Memory-Efficient Point Cloud Registration via Overlapping Region Sampling
This work addresses memory efficiency for point cloud registration in resource-constrained environments, offering a domain-specific incremental improvement.
The paper tackles the problem of high GPU memory usage in deep learning-based 3D point cloud registration by proposing an overlapping region sampling method, achieving 94% recall on 3DMatch with 33% reduced memory usage.

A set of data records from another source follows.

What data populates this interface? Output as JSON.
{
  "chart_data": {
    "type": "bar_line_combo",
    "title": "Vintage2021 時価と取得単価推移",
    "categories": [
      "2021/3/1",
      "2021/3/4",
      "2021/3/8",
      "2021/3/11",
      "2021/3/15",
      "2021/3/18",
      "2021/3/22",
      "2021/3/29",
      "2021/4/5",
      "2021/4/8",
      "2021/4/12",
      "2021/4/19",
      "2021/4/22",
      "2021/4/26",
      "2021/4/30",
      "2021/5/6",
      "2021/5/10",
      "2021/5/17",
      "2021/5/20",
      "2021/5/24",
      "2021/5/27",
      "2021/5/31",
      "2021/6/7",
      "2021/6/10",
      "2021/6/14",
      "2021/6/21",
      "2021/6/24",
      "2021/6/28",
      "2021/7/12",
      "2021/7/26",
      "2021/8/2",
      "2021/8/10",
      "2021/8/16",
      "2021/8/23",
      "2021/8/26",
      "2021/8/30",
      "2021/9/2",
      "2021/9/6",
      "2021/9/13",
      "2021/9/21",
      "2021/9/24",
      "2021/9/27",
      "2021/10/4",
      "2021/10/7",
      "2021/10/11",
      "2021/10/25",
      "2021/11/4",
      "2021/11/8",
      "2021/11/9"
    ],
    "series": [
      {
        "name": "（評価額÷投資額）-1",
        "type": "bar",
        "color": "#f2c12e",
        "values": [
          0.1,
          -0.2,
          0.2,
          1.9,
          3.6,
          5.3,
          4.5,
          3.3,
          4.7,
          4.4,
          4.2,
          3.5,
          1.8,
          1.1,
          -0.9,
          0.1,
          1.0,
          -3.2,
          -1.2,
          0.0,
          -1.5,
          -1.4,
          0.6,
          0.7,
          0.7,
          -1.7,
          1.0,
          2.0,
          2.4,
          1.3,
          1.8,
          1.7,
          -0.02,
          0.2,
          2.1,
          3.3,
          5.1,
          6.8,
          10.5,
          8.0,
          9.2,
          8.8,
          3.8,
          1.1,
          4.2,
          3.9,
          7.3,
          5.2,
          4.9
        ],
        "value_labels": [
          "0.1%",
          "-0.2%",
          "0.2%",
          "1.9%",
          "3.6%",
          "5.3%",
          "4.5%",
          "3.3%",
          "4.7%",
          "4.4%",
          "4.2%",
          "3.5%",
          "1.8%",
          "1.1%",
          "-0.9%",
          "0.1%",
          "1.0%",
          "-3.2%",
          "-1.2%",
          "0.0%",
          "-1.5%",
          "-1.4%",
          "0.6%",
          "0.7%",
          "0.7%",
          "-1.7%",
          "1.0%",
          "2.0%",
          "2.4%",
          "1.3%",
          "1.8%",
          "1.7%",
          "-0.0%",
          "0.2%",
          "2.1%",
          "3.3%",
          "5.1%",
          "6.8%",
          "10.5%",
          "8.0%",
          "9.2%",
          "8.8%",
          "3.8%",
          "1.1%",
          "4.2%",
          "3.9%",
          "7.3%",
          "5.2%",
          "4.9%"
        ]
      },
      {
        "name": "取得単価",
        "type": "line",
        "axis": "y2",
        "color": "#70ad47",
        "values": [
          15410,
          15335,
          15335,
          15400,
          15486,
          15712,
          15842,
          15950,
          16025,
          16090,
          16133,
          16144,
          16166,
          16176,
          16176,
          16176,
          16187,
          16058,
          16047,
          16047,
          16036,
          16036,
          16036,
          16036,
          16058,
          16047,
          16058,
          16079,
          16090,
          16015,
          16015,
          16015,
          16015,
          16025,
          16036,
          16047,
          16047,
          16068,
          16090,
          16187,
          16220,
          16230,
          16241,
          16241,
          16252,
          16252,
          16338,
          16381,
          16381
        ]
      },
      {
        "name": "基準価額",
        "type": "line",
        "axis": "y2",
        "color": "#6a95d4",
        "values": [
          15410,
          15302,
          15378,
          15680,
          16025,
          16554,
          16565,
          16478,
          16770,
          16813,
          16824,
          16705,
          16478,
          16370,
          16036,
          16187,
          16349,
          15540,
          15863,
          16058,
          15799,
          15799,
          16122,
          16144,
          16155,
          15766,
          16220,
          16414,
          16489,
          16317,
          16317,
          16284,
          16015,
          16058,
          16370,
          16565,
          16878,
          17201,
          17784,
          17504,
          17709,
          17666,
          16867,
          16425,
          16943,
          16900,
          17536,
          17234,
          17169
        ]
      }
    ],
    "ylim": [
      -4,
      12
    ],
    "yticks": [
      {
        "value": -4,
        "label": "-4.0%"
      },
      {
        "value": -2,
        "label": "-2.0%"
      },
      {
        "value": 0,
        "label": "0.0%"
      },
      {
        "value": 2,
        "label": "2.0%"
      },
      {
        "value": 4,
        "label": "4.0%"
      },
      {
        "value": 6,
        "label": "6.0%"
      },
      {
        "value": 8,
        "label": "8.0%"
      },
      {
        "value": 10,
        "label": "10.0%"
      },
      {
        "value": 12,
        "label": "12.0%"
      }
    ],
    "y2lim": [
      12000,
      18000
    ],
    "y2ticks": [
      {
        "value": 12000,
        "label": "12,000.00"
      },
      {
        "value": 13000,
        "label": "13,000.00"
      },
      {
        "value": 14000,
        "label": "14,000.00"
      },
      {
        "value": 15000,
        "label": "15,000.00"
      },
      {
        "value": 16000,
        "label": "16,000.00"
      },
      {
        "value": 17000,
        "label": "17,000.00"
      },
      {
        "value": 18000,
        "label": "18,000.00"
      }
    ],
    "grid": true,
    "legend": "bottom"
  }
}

Recent advances in deep learning have improved 3D point cloud registration but increased graphics processing unit (GPU) memory usage, often requiring preliminary sampling that reduces accuracy. We propose an overlapping region sampling method to reduce memory usage while maintaining accuracy. Our approach estimates the overlapping region and intensively samples from it, using a k-nearest-neighbor (kNN) based point compression mechanism with multi layer perceptron (MLP) and transformer architectures. Evaluations on 3DMatch and 3DLoMatch datasets show our method outperforms other sampling methods in registration recall, especially at lower GPU memory levels. For 3DMatch, we achieve 94% recall with 33% reduced memory usage, with greater advantages in 3DLoMatch. Our method enables efficient large-scale point cloud registration in resource-constrained environments, maintaining high accuracy while significantly reducing memory requirements.